Personal information
- Full name: Marivana Oliveira da Nóbrega
- Born: 2 May 1990 (age 36) Maceió, Alagoas, Brazil

Sport
- Country: Brazil
- Sport: Para-athletics
- Disability: Cerebral palsy
- Disability class: F35
- Events: Discus throw; Shot put;

Medal record
Paralympic Games
| Silver medal – second place | 2020 Tokyo | Shot put F35 |
| Bronze medal – third place | 2016 Rio de Janeiro | Shot put F35 |
World Championships
| Bronze medal – third place | 2015 Doha | Shot put F35 |
| Bronze medal – third place | 2019 Lima | Shot put F35 |
Parapan American Games
| Gold medal – first place | 2011 Guadalajara | Discus throw F35/36/37 |
| Gold medal – first place | 2015 Toronto | Shot put F35/36 |
| Silver medal – second place | 2011 Guadalajara | Shot put F35/36/37 |
| Bronze medal – third place | 2019 Lima | Shot put F35/36/37 |

= Marivana Oliveira =

Brazilian Paralympic athlete (born 1990)

Marivana Oliveira da Nóbrega (born 2 May 1990) is a Brazilian Paralympic athlete with cerebral palsy.
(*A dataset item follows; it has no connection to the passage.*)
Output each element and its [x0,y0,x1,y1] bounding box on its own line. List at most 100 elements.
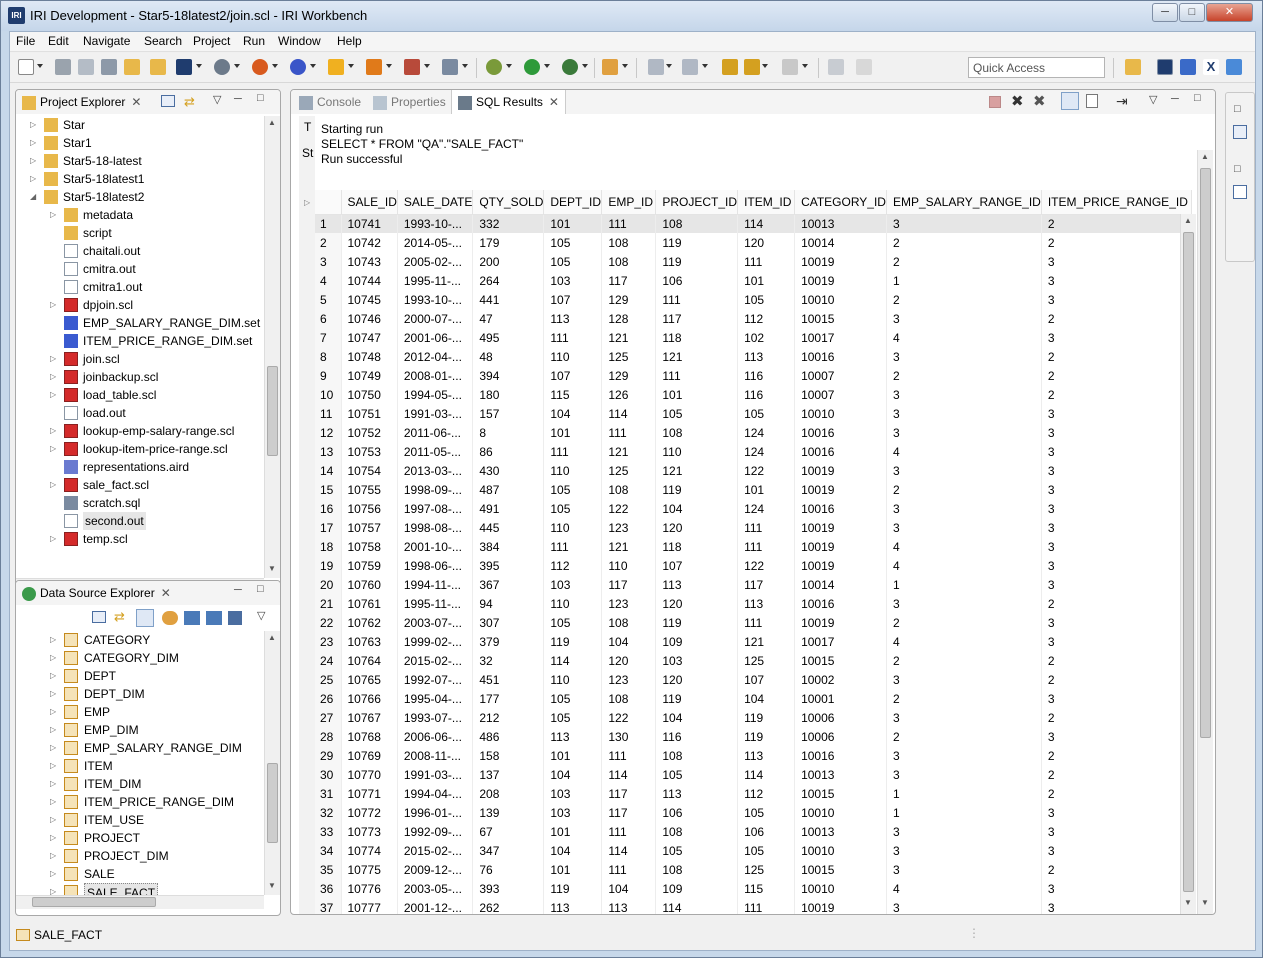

She won the silver medal in the women's shot put F35 event at the 2020 Summer Paralympics held in Tokyo, Japan. She also represented Brazil at the 2012 Summer Paralympics held in London, United Kingdom and at the 2016 Summer Paralympics held in Rio de Janeiro, Brazil. She won the bronze medal in the women's shot put F35 event in 2016.

She won the bronze medal in the women's shot put F35 event at the World Para Athletics Championships both in 2015 and in 2019.